A moose was shot dead by police and another has returned to the woods after the two animals wandered into the grounds of an Ottawa school on Tuesday.

Police had set up a perimeter Tuesday afternoon at the rear of École élémentaire catholique des Pionniers on Merkley Drive in Orléans, where the two moose had been corralled for most of the morning before escaping in the afternoon.

One of the animals ended up in a backyard on Bottriel Way, west of the school, where police shot it three times.

"After several unsuccessful attempts at tranquilizing the two animals, one resilient moose had to be put down to ensure public safety," Ottawa police said in a statement.

The other was last seen around 2 p.m. in bush along Highway 174, north of the school, police said. Police later reported that it had returned to a wooded area.

Attempt to tranquilize animals unsuccessful


One of two young moose police corralled on the grounds of École élémentaire catholique des Pionniers in Orléans on Tuesday morning. ((CBC))

At the time when the moose broke out of the police perimeter, they had both been hit with tranquilizer darts but continued to run around.

Ottawa police had contracted the owner of the Papanack Park Zoo in Wendover, Ont., to help sedate the animals so they could be relocated.

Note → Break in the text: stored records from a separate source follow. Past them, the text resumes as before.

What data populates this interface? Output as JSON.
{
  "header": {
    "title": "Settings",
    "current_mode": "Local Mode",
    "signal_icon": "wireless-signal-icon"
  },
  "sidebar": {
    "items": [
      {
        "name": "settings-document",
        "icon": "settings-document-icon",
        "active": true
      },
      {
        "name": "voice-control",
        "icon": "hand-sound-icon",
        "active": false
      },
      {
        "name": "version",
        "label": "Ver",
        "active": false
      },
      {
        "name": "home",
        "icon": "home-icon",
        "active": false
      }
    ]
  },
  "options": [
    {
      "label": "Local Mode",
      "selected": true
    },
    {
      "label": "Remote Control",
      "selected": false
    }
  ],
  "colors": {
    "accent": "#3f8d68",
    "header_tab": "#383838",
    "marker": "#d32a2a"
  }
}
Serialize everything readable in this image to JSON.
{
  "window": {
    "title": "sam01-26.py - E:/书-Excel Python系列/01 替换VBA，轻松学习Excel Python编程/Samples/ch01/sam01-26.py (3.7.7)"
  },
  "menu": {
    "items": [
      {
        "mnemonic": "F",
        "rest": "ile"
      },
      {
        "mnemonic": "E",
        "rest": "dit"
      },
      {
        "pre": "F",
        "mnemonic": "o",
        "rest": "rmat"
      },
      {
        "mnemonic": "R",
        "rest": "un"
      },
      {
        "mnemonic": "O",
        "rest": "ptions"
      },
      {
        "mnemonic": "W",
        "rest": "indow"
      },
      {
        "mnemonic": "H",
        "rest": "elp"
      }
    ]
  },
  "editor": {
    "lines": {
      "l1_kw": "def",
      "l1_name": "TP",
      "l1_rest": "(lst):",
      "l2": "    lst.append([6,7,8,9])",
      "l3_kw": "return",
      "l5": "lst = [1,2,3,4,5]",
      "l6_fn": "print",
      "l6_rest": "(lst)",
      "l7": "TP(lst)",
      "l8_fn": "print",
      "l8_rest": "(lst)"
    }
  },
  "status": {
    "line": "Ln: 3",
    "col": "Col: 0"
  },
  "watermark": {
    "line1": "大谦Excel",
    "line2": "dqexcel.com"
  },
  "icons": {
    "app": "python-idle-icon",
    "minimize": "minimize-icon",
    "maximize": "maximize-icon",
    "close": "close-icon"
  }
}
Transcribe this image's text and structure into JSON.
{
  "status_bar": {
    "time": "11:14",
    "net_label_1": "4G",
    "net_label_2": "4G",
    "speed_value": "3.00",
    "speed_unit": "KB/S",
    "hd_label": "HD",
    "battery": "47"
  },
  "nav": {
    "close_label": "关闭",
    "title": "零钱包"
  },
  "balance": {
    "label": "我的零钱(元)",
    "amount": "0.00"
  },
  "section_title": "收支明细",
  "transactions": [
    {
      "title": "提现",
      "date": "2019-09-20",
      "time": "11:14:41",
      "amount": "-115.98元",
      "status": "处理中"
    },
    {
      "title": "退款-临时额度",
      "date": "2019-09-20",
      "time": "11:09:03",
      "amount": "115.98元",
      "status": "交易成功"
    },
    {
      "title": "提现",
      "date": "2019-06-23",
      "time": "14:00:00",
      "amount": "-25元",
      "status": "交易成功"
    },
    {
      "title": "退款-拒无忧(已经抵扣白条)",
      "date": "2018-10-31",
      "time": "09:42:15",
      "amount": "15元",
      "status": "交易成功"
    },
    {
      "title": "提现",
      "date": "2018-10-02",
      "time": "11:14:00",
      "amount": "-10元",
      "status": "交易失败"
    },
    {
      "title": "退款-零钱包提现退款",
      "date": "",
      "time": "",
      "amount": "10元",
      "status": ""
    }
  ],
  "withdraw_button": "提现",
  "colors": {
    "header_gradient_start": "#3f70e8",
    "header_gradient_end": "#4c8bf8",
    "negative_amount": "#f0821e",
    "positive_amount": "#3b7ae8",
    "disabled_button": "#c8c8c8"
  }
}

However, just hitting the target had been a challenge because of the morning's rainy conditions and the fact that noise from each shot fired startled the animals, prompting them to bolt around the area, Chad Pawson of CBC News reported.

Eventually, a second load of tranquilizers had to be brought in because the first load all missed their targets.

Ontario Ministry of Natural Resources spokeswoman Jolanta Kowalski said landowners are responsible for dealing with wildlife problems on their property.


One of the moose was shot dead by police in a backyard on Bottriel Way. ((Chad Pawson/CBC))

The ministry provided Ottawa police with technical advice and put them in touch with wildlife experts, she added. However, the ministry itself has no staff experienced with moose removal in the area.

According to ministry biologists, the moose were likely from a known population at the eastern edge of the city.